Background & aims: Recent studies suggest that leptin, a hormone involved in food intake regulation, released into the circulation and gastrointestinal juice, may be a growth factor for intestine and may be involved in carcinogenesis; however, data are contradictory. This study investigates in rat colonic mucosa (1) the effects of hyperleptinemia on epithelial cell proliferation and development of aberrant crypts, earliest preneoplastic lesions, and (2) whether luminal leptin affects cell proliferation.
Methods: Leptin (1 mg/kg/d) or vehicle was administered systemically by miniosmotic pump in Fischer 344 rats either for 7 days (BrdU-labeling indices study) or 23 days (azoxymethane-induced colonic lesions study). The effects of injections or continuous infusion of leptin into the colon were also studied.
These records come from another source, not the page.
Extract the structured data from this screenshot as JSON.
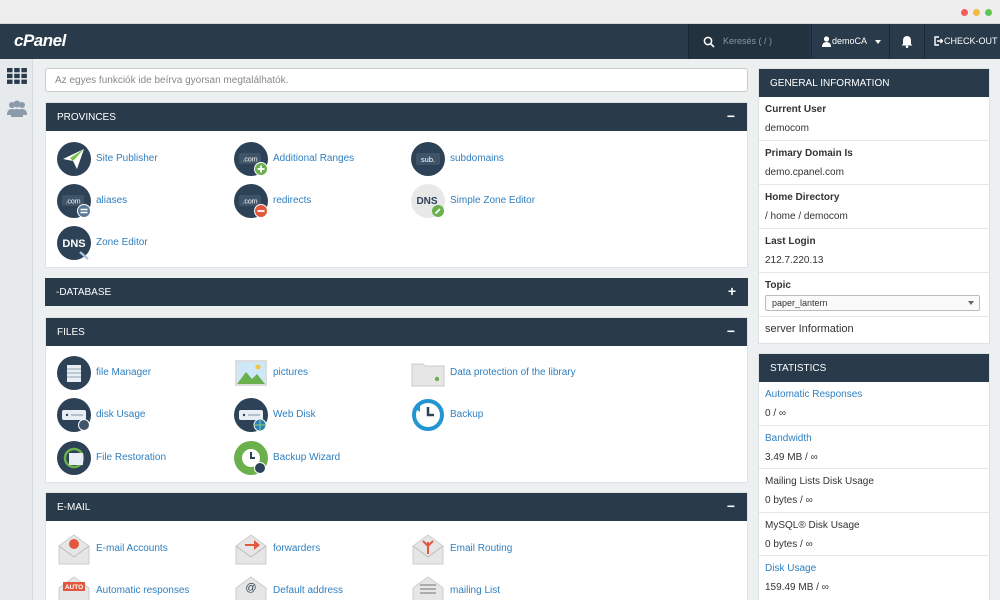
{
  "app": {
    "logo": "cPanel"
  },
  "header": {
    "search_placeholder": "Keresés ( / )",
    "user": "demoCA",
    "checkout": "CHECK-OUT"
  },
  "quick_search": {
    "placeholder": "Az egyes funkciók ide beírva gyorsan megtalálhatók."
  },
  "sections": {
    "provinces": {
      "title": "PROVINCES",
      "toggle": "−",
      "items": [
        {
          "label": "Site Publisher",
          "icon": "paper-plane-icon"
        },
        {
          "label": "Additional Ranges",
          "icon": "com-add-icon"
        },
        {
          "label": "subdomains",
          "icon": "sub-domain-icon"
        },
        {
          "label": "aliases",
          "icon": "com-alias-icon"
        },
        {
          "label": "redirects",
          "icon": "com-redirect-icon"
        },
        {
          "label": "Simple Zone Editor",
          "icon": "dns-simple-icon"
        },
        {
          "label": "Zone Editor",
          "icon": "dns-zone-icon"
        }
      ]
    },
    "database": {
      "title": "-DATABASE",
      "toggle": "+"
    },
    "files": {
      "title": "FILES",
      "toggle": "−",
      "items": [
        {
          "label": "file Manager",
          "icon": "file-manager-icon"
        },
        {
          "label": "pictures",
          "icon": "pictures-icon"
        },
        {
          "label": "Data protection of the library",
          "icon": "folder-protect-icon"
        },
        {
          "label": "disk Usage",
          "icon": "disk-usage-icon"
        },
        {
          "label": "Web Disk",
          "icon": "web-disk-icon"
        },
        {
          "label": "Backup",
          "icon": "backup-icon"
        },
        {
          "label": "File Restoration",
          "icon": "file-restore-icon"
        },
        {
          "label": "Backup Wizard",
          "icon": "backup-wizard-icon"
        }
      ]
    },
    "email": {
      "title": "E-MAIL",
      "toggle": "−",
      "items": [
        {
          "label": "E-mail Accounts",
          "icon": "email-accounts-icon"
        },
        {
          "label": "forwarders",
          "icon": "forwarders-icon"
        },
        {
          "label": "Email Routing",
          "icon": "email-routing-icon"
        },
        {
          "label": "Automatic responses",
          "icon": "auto-responder-icon"
        },
        {
          "label": "Default address",
          "icon": "default-address-icon"
        },
        {
          "label": "mailing List",
          "icon": "mailing-list-icon"
        }
      ]
    }
  },
  "general_info": {
    "title": "GENERAL INFORMATION",
    "current_user_label": "Current User",
    "current_user": "democom",
    "primary_domain_label": "Primary Domain Is",
    "primary_domain": "demo.cpanel.com",
    "home_dir_label": "Home Directory",
    "home_dir": "/ home / democom",
    "last_login_label": "Last Login",
    "last_login": "212.7.220.13",
    "topic_label": "Topic",
    "topic_value": "paper_lantern",
    "server_info": "server Information"
  },
  "statistics": {
    "title": "STATISTICS",
    "rows": [
      {
        "label": "Automatic Responses",
        "value": "0 / ∞",
        "link": true
      },
      {
        "label": "Bandwidth",
        "value": "3.49 MB / ∞",
        "link": true
      },
      {
        "label": "Mailing Lists Disk Usage",
        "value": "0 bytes / ∞",
        "link": false
      },
      {
        "label": "MySQL® Disk Usage",
        "value": "0 bytes / ∞",
        "link": false
      },
      {
        "label": "Disk Usage",
        "value": "159.49 MB / ∞",
        "link": true
      }
    ]
  },
  "colors": {
    "header": "#293a4a",
    "link": "#2f7fbf",
    "background": "#ecf0f1"
  }
}
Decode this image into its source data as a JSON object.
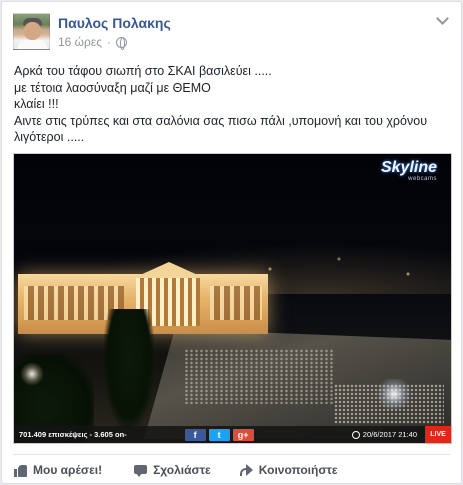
{
  "post": {
    "author": "Παυλος Πολακης",
    "timestamp": "16 ώρες",
    "audience_icon": "globe-icon",
    "menu_icon": "chevron-down-icon",
    "text_lines": [
      "Αρκά του τάφου σιωπή στο ΣΚΑΙ βασιλεύει .....",
      "με τέτοια λαοσύναξη μαζί με ΘΕΜΟ",
      "κλαίει !!!",
      "Αιντε στις τρύπες και στα σαλόνια σας πισω πάλι ,υπομονή και του χρόνου",
      "λιγότεροι ....."
    ]
  },
  "media": {
    "logo_brand": "Skyline",
    "logo_sub": "webcams",
    "views_text": "701.409 επισκέψεις - 3.605 on-",
    "share_buttons": [
      "f",
      "t",
      "g+"
    ],
    "date_text": "20/6/2017 21:40",
    "live_label": "LIVE"
  },
  "actions": {
    "like_label": "Μου αρέσει!",
    "comment_label": "Σχολιάστε",
    "share_label": "Κοινοποιήστε"
  },
  "colors": {
    "author_link": "#365899",
    "facebook": "#3b5998",
    "twitter": "#1da1f2",
    "google_plus": "#dd4b39",
    "live": "#e0271c"
  }
}
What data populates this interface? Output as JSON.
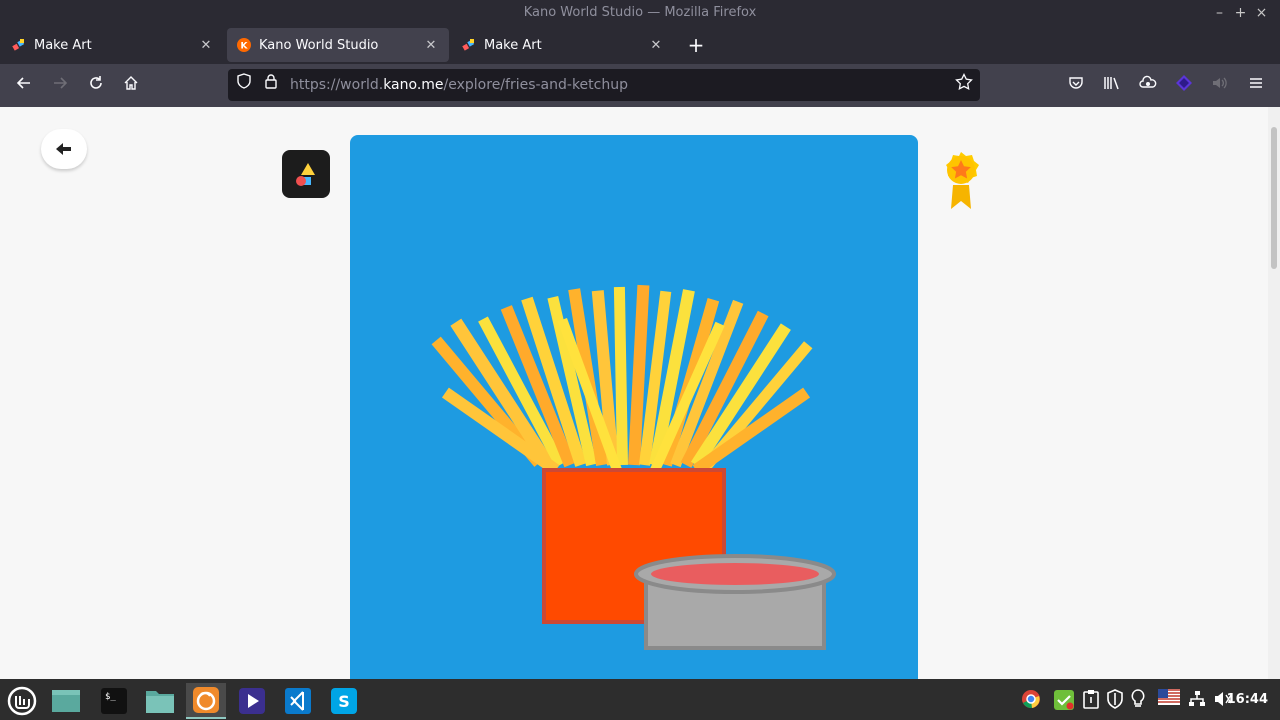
{
  "window": {
    "title": "Kano World Studio — Mozilla Firefox",
    "controls": [
      "–",
      "+",
      "×"
    ]
  },
  "tabs": [
    {
      "label": "Make Art",
      "active": false
    },
    {
      "label": "Kano World Studio",
      "active": true
    },
    {
      "label": "Make Art",
      "active": false
    }
  ],
  "newtab_label": "+",
  "url": {
    "prefix": "https://world.",
    "domain": "kano.me",
    "path": "/explore/fries-and-ketchup"
  },
  "toolbar_icons": [
    "back-icon",
    "forward-icon",
    "reload-icon",
    "home-icon",
    "shield-icon",
    "lock-icon",
    "bookmark-star-icon",
    "pocket-icon",
    "library-icon",
    "extensions-icon",
    "purple-extension-icon",
    "volume-icon",
    "menu-icon"
  ],
  "page": {
    "artwork_name": "fries-and-ketchup",
    "colors": {
      "canvas": "#1e9be1",
      "box": "#ff4a00",
      "box_border": "#cc4935",
      "ketchup": "#e95d5f",
      "cup": "#a9a9a9",
      "cup_border": "#8a8a8a"
    }
  },
  "taskbar": {
    "apps": [
      "mint-menu-icon",
      "desktop-icon",
      "terminal-icon",
      "files-icon",
      "firefox-icon",
      "media-player-icon",
      "vscode-icon",
      "skype-icon"
    ],
    "clock": "16:44"
  }
}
Results: In systemic leptin-treated rats, plasma leptin levels were 4- to 5-fold increased (P < 0.008 to P < 0.001); labeling indices were higher in proximal colon than in pair-fed control rats (P = 0.006) but unaffected in distal colon. Unexpectedly, in azoxymethane-treated rats, leptin significantly inhibited aberrant crypt foci formation in the middle and distal colon compared with controls (P = 0.006). Under these conditions, plasma insulin levels were reduced by 41%-58%, but gastrin levels were unchanged. In controls, luminal immunoreactive leptin reached the colon. A 3.6-fold increase in intraluminal leptin had no effect on epithelial cell proliferation.
Conclusions: This study provides the first evidence that leptin reduces the development of chemically induced precancerous lesions in colon, perhaps through decreased insulinemia, and thus does not support an important role for leptin in carcinogenesis promotion. Moreover, the study indicates that leptin is not a potent growth factor for normal intestine.